Working-papers

Inequality and Misallocation under Production Networks - Job Market Paper

In this paper, I develop an aggregation theory for distorted production network economies with heterogeneous households. I provide general decompositions for how the aggregate and distributional effects of shocks are sensitive to underlying consumer and firm heterogeneity. The workers’ value-added over labor income ratios (distortion centralities) gauge the importance of workers in the production of heavily distorted firms and are sufficient statistics for the effect of income distribution variations on TFP. The average distortion centrality faced by a household’s expenditure (expenditure centrality) and a firm’s revenue (revenue centrality) are sufficient statistics for the effect of expenditure variations on TFP. Labor misallocation rises and TFP falls as labor income shifts toward high distortion centrality workers, consumption shifts toward high expenditure centrality households, or demand shifts toward high revenue centrality firms. The reason is that when aggregate expenditure on relatively undistorted firms rises, their labor demand increases, reallocating workers from distorted firms with high marginal productivity to relatively undistorted firms with low marginal productivity. These second-best results show how distributional variations affect aggregate output by changing the aggregate allocation efficiency of workers. I estimate the first production network model with household heterogeneity for the United States. I show that variations in the income distribution have been responsible for 20% of the TFP volatility. Additionally, income distribution variations reduced misallocation between 2001 and 2009, and accentuated misallocation after the Great Recession.
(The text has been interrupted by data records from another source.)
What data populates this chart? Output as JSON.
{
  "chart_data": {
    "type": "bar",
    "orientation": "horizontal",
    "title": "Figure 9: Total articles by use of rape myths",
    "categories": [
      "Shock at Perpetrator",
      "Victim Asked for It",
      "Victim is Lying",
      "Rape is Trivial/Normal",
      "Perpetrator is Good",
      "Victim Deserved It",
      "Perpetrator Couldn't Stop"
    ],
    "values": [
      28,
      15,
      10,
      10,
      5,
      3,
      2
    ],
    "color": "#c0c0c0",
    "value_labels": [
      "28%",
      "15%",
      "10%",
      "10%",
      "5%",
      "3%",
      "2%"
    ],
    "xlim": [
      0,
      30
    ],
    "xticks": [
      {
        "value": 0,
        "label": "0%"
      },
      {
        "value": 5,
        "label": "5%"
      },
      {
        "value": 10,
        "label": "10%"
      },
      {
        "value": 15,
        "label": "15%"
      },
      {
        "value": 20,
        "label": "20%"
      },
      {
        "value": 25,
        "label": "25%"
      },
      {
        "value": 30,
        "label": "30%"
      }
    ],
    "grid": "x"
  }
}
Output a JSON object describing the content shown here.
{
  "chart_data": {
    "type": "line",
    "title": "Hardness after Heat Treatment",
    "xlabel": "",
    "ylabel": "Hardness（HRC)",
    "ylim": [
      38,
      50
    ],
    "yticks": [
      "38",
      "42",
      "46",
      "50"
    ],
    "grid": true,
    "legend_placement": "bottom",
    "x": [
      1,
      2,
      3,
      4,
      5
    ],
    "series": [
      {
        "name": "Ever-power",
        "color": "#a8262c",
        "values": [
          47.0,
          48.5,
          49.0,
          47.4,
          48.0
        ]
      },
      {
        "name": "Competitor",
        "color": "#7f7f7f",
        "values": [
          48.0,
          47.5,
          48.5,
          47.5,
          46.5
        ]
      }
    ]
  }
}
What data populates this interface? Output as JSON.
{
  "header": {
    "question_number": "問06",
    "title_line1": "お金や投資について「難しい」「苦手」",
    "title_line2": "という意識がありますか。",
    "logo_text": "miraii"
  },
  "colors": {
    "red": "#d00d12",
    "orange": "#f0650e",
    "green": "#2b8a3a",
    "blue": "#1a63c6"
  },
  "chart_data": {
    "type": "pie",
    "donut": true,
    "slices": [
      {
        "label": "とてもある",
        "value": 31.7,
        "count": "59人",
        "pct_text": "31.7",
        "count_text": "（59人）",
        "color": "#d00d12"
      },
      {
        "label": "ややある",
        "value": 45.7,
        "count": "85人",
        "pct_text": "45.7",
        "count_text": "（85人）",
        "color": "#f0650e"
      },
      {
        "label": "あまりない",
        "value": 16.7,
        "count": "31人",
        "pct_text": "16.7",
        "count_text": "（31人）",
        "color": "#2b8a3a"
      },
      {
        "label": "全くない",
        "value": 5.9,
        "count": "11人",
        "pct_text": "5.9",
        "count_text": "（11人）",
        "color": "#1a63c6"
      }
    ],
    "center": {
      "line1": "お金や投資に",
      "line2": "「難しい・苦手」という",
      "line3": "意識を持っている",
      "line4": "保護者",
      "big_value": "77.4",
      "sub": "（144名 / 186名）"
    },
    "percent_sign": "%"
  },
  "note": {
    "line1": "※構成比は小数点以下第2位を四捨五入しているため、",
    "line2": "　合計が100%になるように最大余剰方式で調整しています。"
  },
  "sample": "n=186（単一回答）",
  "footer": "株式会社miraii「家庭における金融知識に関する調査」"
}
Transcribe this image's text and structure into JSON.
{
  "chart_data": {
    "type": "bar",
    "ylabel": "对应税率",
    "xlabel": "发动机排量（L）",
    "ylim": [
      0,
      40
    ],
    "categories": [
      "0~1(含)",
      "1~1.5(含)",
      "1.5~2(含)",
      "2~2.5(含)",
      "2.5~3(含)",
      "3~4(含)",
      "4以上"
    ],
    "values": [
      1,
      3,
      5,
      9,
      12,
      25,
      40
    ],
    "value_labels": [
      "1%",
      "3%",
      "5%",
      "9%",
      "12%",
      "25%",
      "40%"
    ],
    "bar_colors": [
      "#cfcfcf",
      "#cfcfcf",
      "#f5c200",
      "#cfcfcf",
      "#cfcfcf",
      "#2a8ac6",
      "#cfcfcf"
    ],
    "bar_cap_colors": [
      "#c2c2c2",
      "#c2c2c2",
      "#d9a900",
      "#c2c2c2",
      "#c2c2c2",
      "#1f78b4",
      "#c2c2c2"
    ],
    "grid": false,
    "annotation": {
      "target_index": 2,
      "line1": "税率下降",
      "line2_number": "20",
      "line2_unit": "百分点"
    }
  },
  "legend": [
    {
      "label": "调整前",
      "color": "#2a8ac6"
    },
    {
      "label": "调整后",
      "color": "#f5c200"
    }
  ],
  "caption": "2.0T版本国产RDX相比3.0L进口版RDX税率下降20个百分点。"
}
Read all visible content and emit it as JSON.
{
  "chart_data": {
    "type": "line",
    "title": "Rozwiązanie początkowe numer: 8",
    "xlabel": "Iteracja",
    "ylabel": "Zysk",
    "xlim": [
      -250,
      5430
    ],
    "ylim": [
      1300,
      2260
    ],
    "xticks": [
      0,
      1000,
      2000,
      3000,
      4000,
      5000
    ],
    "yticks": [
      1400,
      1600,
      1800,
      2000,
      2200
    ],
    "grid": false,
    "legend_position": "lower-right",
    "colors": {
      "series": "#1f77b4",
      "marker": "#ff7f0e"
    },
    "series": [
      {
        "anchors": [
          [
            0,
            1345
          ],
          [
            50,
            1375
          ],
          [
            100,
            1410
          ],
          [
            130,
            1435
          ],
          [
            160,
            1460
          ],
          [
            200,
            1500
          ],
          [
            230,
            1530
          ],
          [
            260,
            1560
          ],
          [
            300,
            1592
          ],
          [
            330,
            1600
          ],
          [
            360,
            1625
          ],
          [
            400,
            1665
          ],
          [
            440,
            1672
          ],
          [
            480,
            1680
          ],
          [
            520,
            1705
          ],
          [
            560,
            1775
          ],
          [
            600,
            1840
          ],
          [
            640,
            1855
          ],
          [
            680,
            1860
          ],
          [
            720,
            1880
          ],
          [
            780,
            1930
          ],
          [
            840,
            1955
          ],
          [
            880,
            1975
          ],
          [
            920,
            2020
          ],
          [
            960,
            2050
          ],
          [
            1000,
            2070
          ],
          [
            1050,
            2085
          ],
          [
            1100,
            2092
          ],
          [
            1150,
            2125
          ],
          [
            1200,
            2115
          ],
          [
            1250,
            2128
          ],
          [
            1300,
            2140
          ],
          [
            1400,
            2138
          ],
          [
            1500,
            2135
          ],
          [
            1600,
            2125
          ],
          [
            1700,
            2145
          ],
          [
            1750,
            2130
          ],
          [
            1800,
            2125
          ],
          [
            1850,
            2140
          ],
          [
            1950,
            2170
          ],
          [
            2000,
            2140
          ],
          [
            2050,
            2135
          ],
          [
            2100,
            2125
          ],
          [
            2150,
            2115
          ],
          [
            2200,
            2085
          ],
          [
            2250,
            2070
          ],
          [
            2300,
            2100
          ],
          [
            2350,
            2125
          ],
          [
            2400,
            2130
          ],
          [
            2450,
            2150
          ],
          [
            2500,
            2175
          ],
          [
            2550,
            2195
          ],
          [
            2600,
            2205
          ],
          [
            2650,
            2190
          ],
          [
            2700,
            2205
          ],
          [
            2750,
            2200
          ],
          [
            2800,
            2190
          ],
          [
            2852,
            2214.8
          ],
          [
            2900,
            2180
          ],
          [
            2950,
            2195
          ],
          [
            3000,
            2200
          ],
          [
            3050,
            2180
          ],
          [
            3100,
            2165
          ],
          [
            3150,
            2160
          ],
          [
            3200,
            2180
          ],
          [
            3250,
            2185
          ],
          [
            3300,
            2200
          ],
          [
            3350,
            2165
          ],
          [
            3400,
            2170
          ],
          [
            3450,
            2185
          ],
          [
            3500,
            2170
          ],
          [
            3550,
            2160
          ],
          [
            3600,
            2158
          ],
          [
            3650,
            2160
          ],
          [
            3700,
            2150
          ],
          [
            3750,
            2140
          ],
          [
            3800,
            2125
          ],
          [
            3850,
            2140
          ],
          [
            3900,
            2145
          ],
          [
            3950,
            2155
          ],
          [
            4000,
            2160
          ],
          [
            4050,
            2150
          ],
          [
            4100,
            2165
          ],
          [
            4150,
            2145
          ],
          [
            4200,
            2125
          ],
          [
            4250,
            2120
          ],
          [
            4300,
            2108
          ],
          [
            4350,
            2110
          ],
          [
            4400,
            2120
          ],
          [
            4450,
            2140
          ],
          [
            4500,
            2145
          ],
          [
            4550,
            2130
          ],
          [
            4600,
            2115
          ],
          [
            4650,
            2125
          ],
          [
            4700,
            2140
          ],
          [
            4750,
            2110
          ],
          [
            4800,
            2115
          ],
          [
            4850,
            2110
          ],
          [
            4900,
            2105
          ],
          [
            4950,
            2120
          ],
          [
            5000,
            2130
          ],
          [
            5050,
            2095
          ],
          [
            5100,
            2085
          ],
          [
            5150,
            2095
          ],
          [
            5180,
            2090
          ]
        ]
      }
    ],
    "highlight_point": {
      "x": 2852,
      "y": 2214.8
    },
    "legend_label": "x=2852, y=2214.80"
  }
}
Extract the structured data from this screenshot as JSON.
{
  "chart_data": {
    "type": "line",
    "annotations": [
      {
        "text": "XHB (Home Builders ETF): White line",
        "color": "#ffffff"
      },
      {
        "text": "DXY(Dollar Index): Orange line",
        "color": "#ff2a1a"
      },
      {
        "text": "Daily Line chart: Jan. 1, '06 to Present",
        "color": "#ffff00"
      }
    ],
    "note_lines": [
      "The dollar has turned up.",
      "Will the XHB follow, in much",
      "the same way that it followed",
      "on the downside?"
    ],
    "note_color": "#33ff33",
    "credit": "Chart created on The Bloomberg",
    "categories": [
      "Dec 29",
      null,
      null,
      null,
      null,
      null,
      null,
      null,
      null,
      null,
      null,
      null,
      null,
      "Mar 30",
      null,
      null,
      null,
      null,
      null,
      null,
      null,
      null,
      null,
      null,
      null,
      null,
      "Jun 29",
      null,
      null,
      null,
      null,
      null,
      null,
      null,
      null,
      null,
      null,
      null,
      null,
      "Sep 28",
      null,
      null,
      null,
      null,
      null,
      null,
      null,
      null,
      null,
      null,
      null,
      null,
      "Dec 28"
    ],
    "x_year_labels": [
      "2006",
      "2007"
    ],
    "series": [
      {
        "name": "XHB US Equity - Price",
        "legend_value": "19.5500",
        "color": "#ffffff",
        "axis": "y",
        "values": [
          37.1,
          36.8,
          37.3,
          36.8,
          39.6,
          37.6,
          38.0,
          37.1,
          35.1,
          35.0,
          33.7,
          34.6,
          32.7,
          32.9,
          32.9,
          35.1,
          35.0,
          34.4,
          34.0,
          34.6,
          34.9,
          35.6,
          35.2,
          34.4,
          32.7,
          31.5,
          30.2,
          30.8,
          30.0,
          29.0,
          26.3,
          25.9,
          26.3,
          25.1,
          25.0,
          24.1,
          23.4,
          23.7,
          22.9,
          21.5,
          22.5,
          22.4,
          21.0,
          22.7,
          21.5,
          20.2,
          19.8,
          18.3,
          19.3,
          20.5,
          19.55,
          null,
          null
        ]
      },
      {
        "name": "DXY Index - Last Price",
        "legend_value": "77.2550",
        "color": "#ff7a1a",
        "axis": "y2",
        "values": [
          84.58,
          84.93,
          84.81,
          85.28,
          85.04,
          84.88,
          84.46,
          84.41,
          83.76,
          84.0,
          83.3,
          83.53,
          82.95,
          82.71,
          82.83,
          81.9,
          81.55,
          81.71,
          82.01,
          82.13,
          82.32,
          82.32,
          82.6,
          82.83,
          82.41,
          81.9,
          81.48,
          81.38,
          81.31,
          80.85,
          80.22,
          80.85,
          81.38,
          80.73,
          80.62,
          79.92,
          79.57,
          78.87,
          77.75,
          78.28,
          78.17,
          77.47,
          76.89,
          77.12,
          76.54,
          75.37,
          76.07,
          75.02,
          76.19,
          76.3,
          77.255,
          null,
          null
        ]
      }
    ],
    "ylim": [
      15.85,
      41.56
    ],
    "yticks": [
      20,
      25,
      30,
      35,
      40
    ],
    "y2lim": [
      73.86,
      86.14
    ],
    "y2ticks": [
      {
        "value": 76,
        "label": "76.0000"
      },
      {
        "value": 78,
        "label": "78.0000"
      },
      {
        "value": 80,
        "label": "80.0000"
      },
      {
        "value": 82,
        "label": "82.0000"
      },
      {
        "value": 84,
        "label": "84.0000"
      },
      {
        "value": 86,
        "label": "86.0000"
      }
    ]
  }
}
Heterogeneities in the production network are essential in explaining income and real consumption inequalities.

  • 2023
  • North American Summer Meeting of the Econometric Society
  • Asian Meeting of the Econometric Society
  • Australasia Meeting of the Econometric Society
  • Canadian Economic Association Conference
  • Lacea Lames 2023
  • Universidad del Rosario
  • Labor, Firms, and Macro Reading Group
  • Banco de La Republica
  • 2024
  • ASSA 2024
  • University of Hawai’i at Manoa
  • Universidad Diego Portales
  • Bank of Canada
  • Teconlogico de Monterrey
  • Fundacao Getulio Vargas - Sao Paulo
  • Tilburg University
Stairway To Haven
This paper attempts to identify the main channels for the propagation of the macroeconomic effects from corporate profit shifting into tax havens. This question is answered by building a general equilibrium model that introduces firm profit shifting to tax havens in a multi-country environment with production networks. In this model, haven jurisdictions specialize and compete for shifted profits by trading concealment assets in a differentiated oligopolistic environment, and non-haven countries defend these profits by setting enforcement levels over capital flows. The central point of the model is that profit shifting introduces two classes of optimal distortions, first, rebated distortions that by modifying the terms of trade and the effective marginal tax rate alter the decision of firms, but also wasted distortions that optimally squander resources via enforcement policies and the corporate costs that firms have to incur in order to access and develop concealment strategies. I show that the main transmission channels for the propagation of these distortions occurs by increasing corporate dividends, the tax base, and wages in tax havens; while non-haven countries are affected by opposite effects in addition to the wasted distortions. We confirm these results in a three country one sector global economy that additionally provides evidence about the relevance of the structure of the production network and the consumption bundle in the magnitude of the effect from introducing profit shifting.